- Other names: Nansozi K. Muwanga
- Citizenship: Uganda
- Education: PhD in Political Science (University of Toronto); Bachelor Honors in Political Science (London University); Master’s Degree in Area Studies (London University);
- Occupation(s): academician, administrator, researcher
- Organization: Julius Nyerere Leadership Centre
- Parents: Paulo Muwanga (father); Kasalina Zawedde Muwanga (mother);
- Awards: The Rockefeller Foundation – African Dissertation Internship Award (ADIA)

= Suzie Muwanga =

Ugandan academician, administrator, researcher and political scientist

Suzie Nansozi Muwanga is a Ugandan academician, administrator, researcher and political scientist. She is the executive director of the Julius Nyerere Leadership Centre (JNLC). She is a former head for the Makerere University department of political science and public administration. She is a Fulbright New Century Scholar (NCS).

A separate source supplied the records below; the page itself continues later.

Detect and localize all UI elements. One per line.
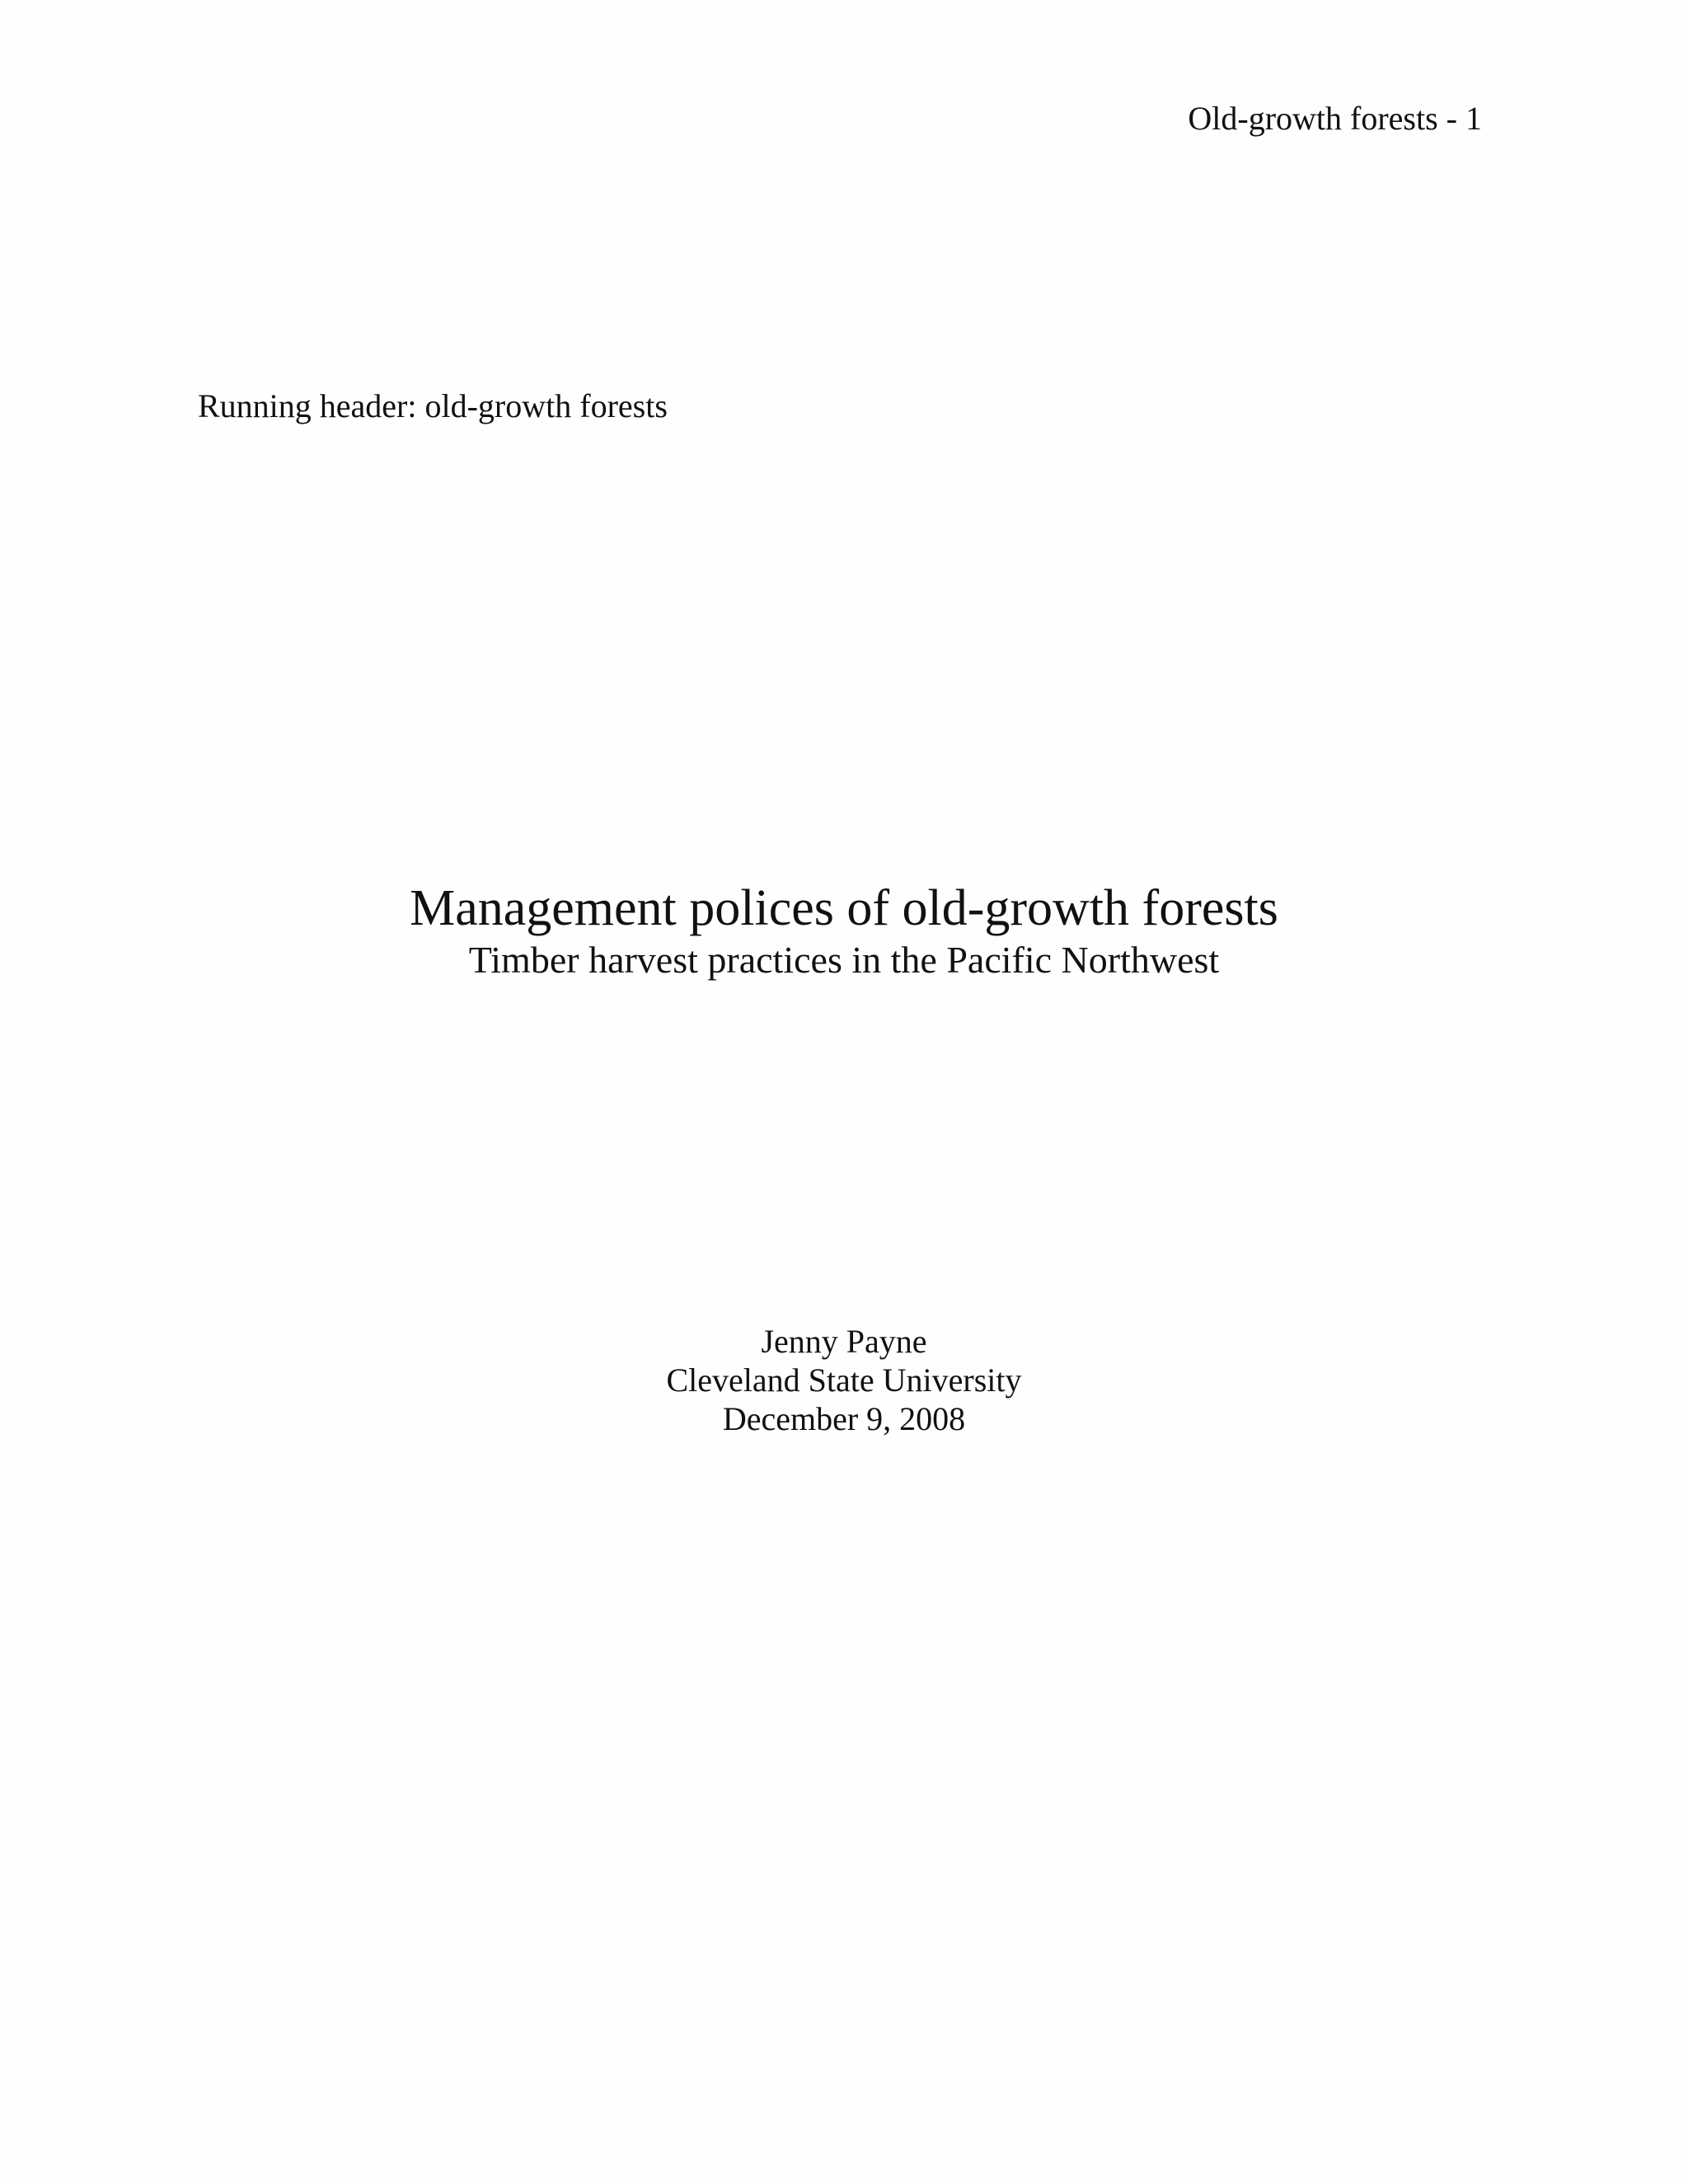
document-date: December 9, 2008	[722, 1400, 966, 1437]
running-header: Running header: old-growth forests	[198, 387, 668, 424]
author-name: Jenny Payne	[761, 1323, 927, 1360]
document-subtitle: Timber harvest practices in the Pacific Northwest	[468, 939, 1220, 981]
document-title: Management polices of old-growth forests	[410, 880, 1278, 936]
title-block	[0, 879, 1688, 982]
author-block	[0, 1322, 1688, 1438]
institution-name: Cleveland State University	[666, 1361, 1022, 1399]
page-header: Old-growth forests - 1	[1188, 100, 1482, 137]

== Early life and education ==
Nansozi is a daughter to the late president of Uganda Paul Muwanga and late Nalongo Kasalina Zawedde Muwanga, who died in 2024.

Nansozi holds a PhD in political science from the University of Toronto. She holds a bachelor honours in Political Science and a Master’s degree in Area Studies from London University. She holds an advanced post graduate diploma in International Relations and Development from the Institute of Social Studies (ISS). She holds a bachelor of Arts in political science at Makerere University. She received the Rockefeller Foundation – African Dissertation Internship Award (ADIA) for her PhD research titled "The Politics of Primary Education in Uganda: Parent Participation and National Reforms".

== Career ==
Nansozi lectured at Makerere University in the Department of Political Science and Public Administration. She coordinated the UNDP’s rule of law and constitutional democracy project in the department. She is the executive director of the Julius Nyerere Leadership Centre (JNLC). She organized and moderated the Uganda's presidential debate in 2016. She is a member of the scientific Committee of the council for the Development of Social Science Research in Africa (CODESRIA), Senegal. She worked as researcher and consultant for organisations and agencies that include; the African Development Bank, Hewlett Foundation and Flora Family Foundation, Mountain View California, The World Bank, UNICEF and Irish Aid. She mentors the educationally disadvantaged girls and also advocates for the delivery of quality education at different levels and national contexts at Forum for African Women Educationists (FAWE).

== Awards ==

- The Rockefeller Foundation – African Dissertation Internship Award (ADIA).

== Publications ==

- Public Expenditure Governance in Uganda's Education Sector:Application of An Innovative Assessment Framework.
- Reviewing the Form and Substance of the 2021 Elections.
- The Politics of Higher Education Reform: The Case of Makerere University.
- Owning Our Urban Future: The Case of Kampala City.
- Inclusion as Political Mobilisation: The Political Economy of Quality Education Initiatives In Uganda.
- Public Expenditure Governance in Uganda’s Education Sector: Application of an Innovative Assessment Framework.